MethodInstance for train(::Base.var"#86#87"{var"#1#2"}, ::Tuple{Int64})
  from train(loss, data) in Main at /home/brianc/projects/juliamwes/fluxstuff/1206.jl:8
Arguments
  #self#::Core.Const(train)
  loss::Core.Const(Base.var"#86#87"{var"#1#2"}(var"#1#2"()))
  data::Tuple{Int64}
Locals
  @_4::Int64
  back::ZYGOTE.VAR"#56#57"
Body::Nothing
1 ─ %1 = Main.pullback(loss, data)::TUPLE{ANY, ZYGOTE.VAR"#56#57"}
│   %2 = Base.indexed_iterate(%1, 1)::Core.PartialStruct(Tuple{Any, Int64}, Any[Any, Core.Const(2)])
│        Core.getfield(%2, 1)
│        (@_4 = Core.getfield(%2, 2))
│   %5 = Base.indexed_iterate(%1, 2, @_4::Core.Const(2))::Core.PartialStruct(Tuple{Zygote.var"#56#57", Int64}, Any[Zygote.var"#56#57", Core.Const(3)])
│        (back = Core.getfield(%5, 1))
│        (back)(1)
└──      return nothing

Loss 2:

MethodInstance for train(::Base.var"#86#87"{var"#3#4"}, ::Tuple{Int64})
  from train(loss, data) in Main at /home/brianc/projects/juliamwes/fluxstuff/1206.jl:8
Arguments
  #self#::Core.Const(train)
  loss::Core.Const(Base.var"#86#87"{var"#3#4"}(var"#3#4"()))
  data::Tuple{Int64}
Locals
  @_4::Int64
  back::Zygote.var"#56#57"{typeof(∂(#86))}
Body::Nothing
1 ─ %1 = Main.pullback(loss, data)::Tuple{Float64, Zygote.var"#56#57"{typeof(∂(#86))}}
│   %2 = Base.indexed_iterate(%1, 1)::Core.PartialStruct(Tuple{Float64, Int64}, Any[Float64, Core.Const(2)])
│        Core.getfield(%2, 1)
│        (@_4 = Core.getfield(%2, 2))
│   %5 = Base.indexed_iterate(%1, 2, @_4::Core.Const(2))::Core.PartialStruct(Tuple{Zygote.var"#56#57"{typeof(∂(#86))}, Int64}, Any[Zygote.var"#56#57"{typeof(∂(#86))}, Core.Const(3)])
│        (back = Core.getfield(%5, 1))
│        (back)(1)
└──      return nothing

I can confirm the difference in generated code is even larger once we get down to typed IR or native. Note that the relative order of setup1 and setup2 does not appear to matter anywhere, just that they are distinct functions.

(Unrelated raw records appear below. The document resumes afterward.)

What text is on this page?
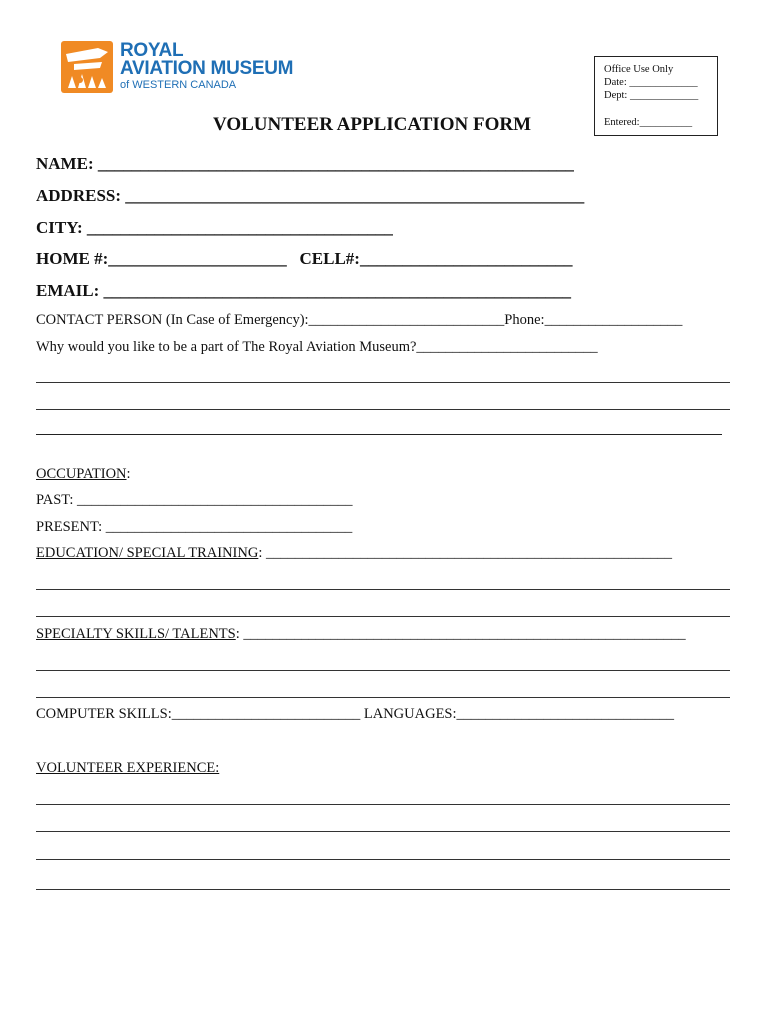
ROYAL
AVIATION MUSEUM
of WESTERN CANADA
Office Use Only
Date: _____________
Dept: _____________
Entered:__________
VOLUNTEER APPLICATION FORM
NAME: ________________________________________________________
ADDRESS: ______________________________________________________
CITY: ____________________________________
HOME #:_____________________   CELL#:_________________________
EMAIL: _______________________________________________________
CONTACT PERSON (In Case of Emergency):___________________________Phone:___________________
Why would you like to be a part of The Royal Aviation Museum?_________________________
OCCUPATION:
PAST: ______________________________________
PRESENT: __________________________________
EDUCATION/ SPECIAL TRAINING: ________________________________________________________
SPECIALTY SKILLS/ TALENTS: _____________________________________________________________
COMPUTER SKILLS:__________________________ LANGUAGES:______________________________
VOLUNTEER EXPERIENCE:
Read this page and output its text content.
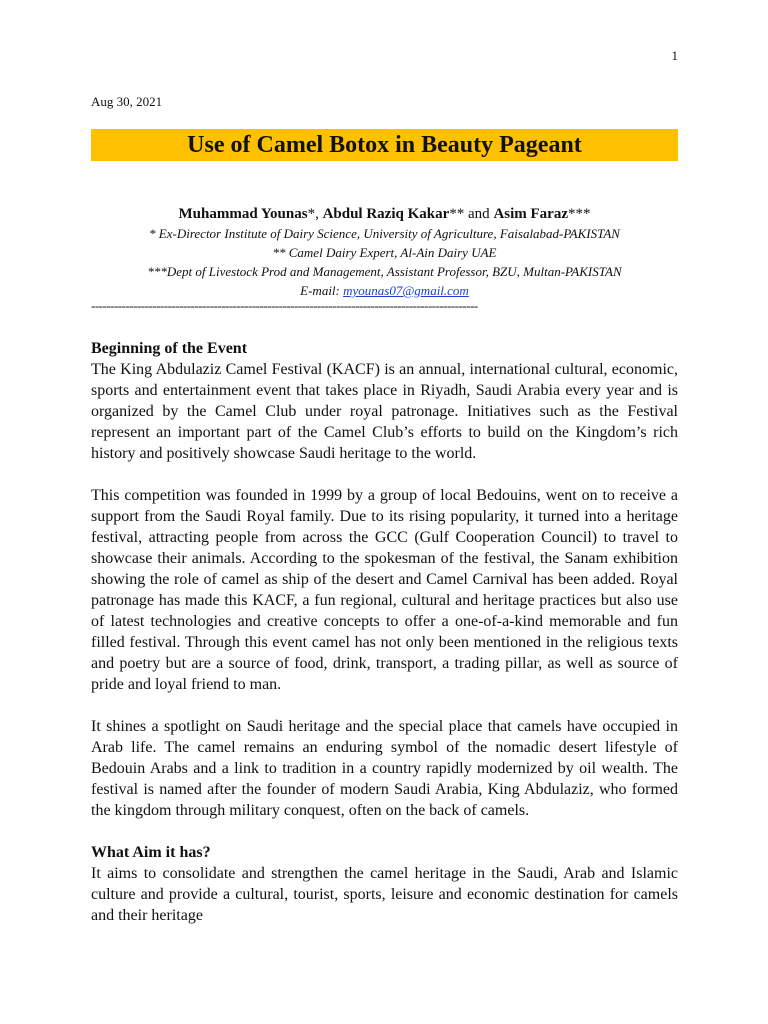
1
Aug 30, 2021
Use of Camel Botox in Beauty Pageant
Muhammad Younas*, Abdul Raziq Kakar** and Asim Faraz***
* Ex-Director Institute of Dairy Science, University of Agriculture, Faisalabad-PAKISTAN
** Camel Dairy Expert, Al-Ain Dairy UAE
***Dept of Livestock Prod and Management, Assistant Professor, BZU, Multan-PAKISTAN
E-mail: myounas07@gmail.com
-----------------------------------------------------------------------------------------------------
Beginning of the Event

The King Abdulaziz Camel Festival (KACF) is an annual, international cultural, economic, sports and entertainment event that takes place in Riyadh, Saudi Arabia every year and is organized by the Camel Club under royal patronage. Initiatives such as the Festival represent an important part of the Camel Club’s efforts to build on the Kingdom’s rich history and positively showcase Saudi heritage to the world.

This competition was founded in 1999 by a group of local Bedouins, went on to receive a support from the Saudi Royal family. Due to its rising popularity, it turned into a heritage festival, attracting people from across the GCC (Gulf Cooperation Council) to travel to showcase their animals. According to the spokesman of the festival, the Sanam exhibition showing the role of camel as ship of the desert and Camel Carnival has been added. Royal patronage has made this KACF, a fun regional, cultural and heritage practices but also use of latest technologies and creative concepts to offer a one-of-a-kind memorable and fun filled festival. Through this event camel has not only been mentioned in the religious texts and poetry but are a source of food, drink, transport, a trading pillar, as well as source of pride and loyal friend to man.

It shines a spotlight on Saudi heritage and the special place that camels have occupied in Arab life. The camel remains an enduring symbol of the nomadic desert lifestyle of Bedouin Arabs and a link to tradition in a country rapidly modernized by oil wealth. The festival is named after the founder of modern Saudi Arabia, King Abdulaziz, who formed the kingdom through military conquest, often on the back of camels.

What Aim it has?

It aims to consolidate and strengthen the camel heritage in the Saudi, Arab and Islamic culture and provide a cultural, tourist, sports, leisure and economic destination for camels and their heritage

Edit: updated with an example that just uses scalar params. I'm not sure why some types are uppercased with this approach, maybe something to do with instability?

ToucheSir commented 2 years ago

One more observation: adding a line gradient(x -> exp.(x...), (1.0,)) before the calls to train eliminates any allocation overhead on either of the subsequent calls. Now I'm not entirely clear how inference works with nested anonymous functions, but I would assume x -> exp.(x...) is not treated identically to y -> (x -> exp.(x))(y...). And yet running one before the other seems to help, at the cost of "poisoning" the first function.

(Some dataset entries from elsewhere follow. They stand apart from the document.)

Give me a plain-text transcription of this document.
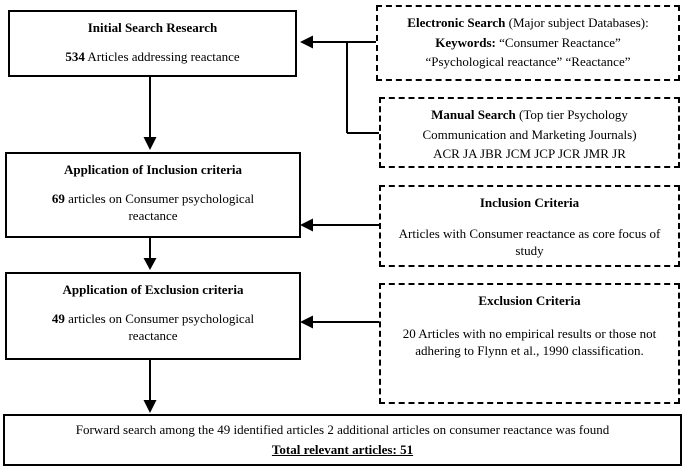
Initial Search Research
534 Articles addressing reactance
Application of Inclusion criteria
69 articles on Consumer psychological reactance
Application of Exclusion criteria
49 articles on Consumer psychological reactance
Forward search among the 49 identified articles 2 additional articles on consumer reactance was found
Total relevant articles: 51
Electronic Search (Major subject Databases):
Keywords: “Consumer Reactance”
“Psychological reactance” “Reactance”
Manual Search (Top tier Psychology
Communication and Marketing Journals)
ACR JA JBR JCM JCP JCR JMR JR
Inclusion Criteria
Articles with Consumer reactance as core focus of study
Exclusion Criteria
20 Articles with no empirical results or those not adhering to Flynn et al., 1990 classification.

ancapdev commented 2 years ago

@ToucheSir thanks for looking into this and simplifying the reproducible. It seems pretty low level and hairy. Do you have any ideas for next steps or who may be better placed to get to the bottom of this?

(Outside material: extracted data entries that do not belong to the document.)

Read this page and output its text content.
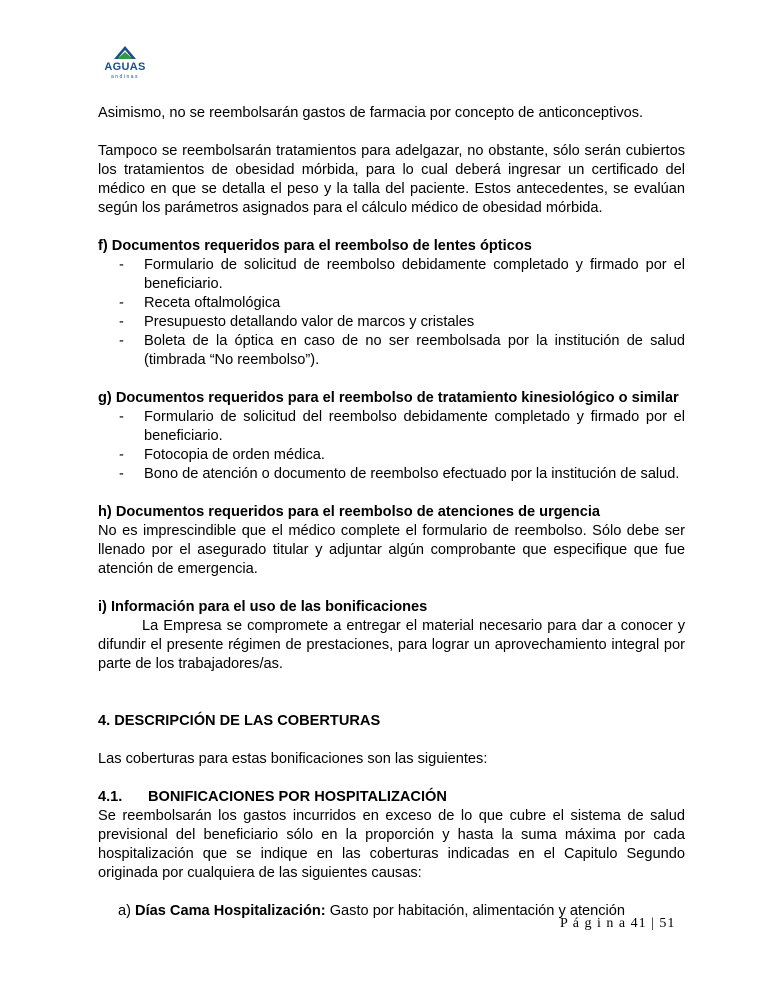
AGUAS
andinas

Asimismo, no se reembolsarán gastos de farmacia por concepto de anticonceptivos.

Tampoco se reembolsarán tratamientos para adelgazar, no obstante, sólo serán cubiertos los tratamientos de obesidad mórbida, para lo cual deberá ingresar un certificado del médico en que se detalla el peso y la talla del paciente. Estos antecedentes, se evalúan según los parámetros asignados para el cálculo médico de obesidad mórbida.

f) Documentos requeridos para el reembolso de lentes ópticos

- Formulario de solicitud de reembolso debidamente completado y firmado por el beneficiario.
- Receta oftalmológica
- Presupuesto detallando valor de marcos y cristales
- Boleta de la óptica en caso de no ser reembolsada por la institución de salud (timbrada “No reembolso”).

g) Documentos requeridos para el reembolso de tratamiento kinesiológico o similar

- Formulario de solicitud del reembolso debidamente completado y firmado por el beneficiario.
- Fotocopia de orden médica.
- Bono de atención o documento de reembolso efectuado por la institución de salud.

h) Documentos requeridos para el reembolso de atenciones de urgencia

No es imprescindible que el médico complete el formulario de reembolso. Sólo debe ser llenado por el asegurado titular y adjuntar algún comprobante que especifique que fue atención de emergencia.

i) Información para el uso de las bonificaciones

La Empresa se compromete a entregar el material necesario para dar a conocer y difundir el presente régimen de prestaciones, para lograr un aprovechamiento integral por parte de los trabajadores/as.

4. DESCRIPCIÓN DE LAS COBERTURAS

Las coberturas para estas bonificaciones son las siguientes:

4.1. BONIFICACIONES POR HOSPITALIZACIÓN

Se reembolsarán los gastos incurridos en exceso de lo que cubre el sistema de salud previsional del beneficiario sólo en la proporción y hasta la suma máxima por cada hospitalización que se indique en las coberturas indicadas en el Capitulo Segundo originada por cualquiera de las siguientes causas:

a) Días Cama Hospitalización: Gasto por habitación, alimentación y atención

P á g i n a 41 | 51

ToucheSir commented 2 years ago

You could try raising this for Base Julia, but they may want a Zygote-free MWE. One idea for getting around that would be extracting the CodeInfo Zygote generates and either a) splicing it into a new function or b) writing function(s) that reproduce it.

Another lead that came up on Slack was that nested generated functions may be a culprit. Creating a MWE that roughly matches what Zygote does (not semantically, just structurally) could be simpler.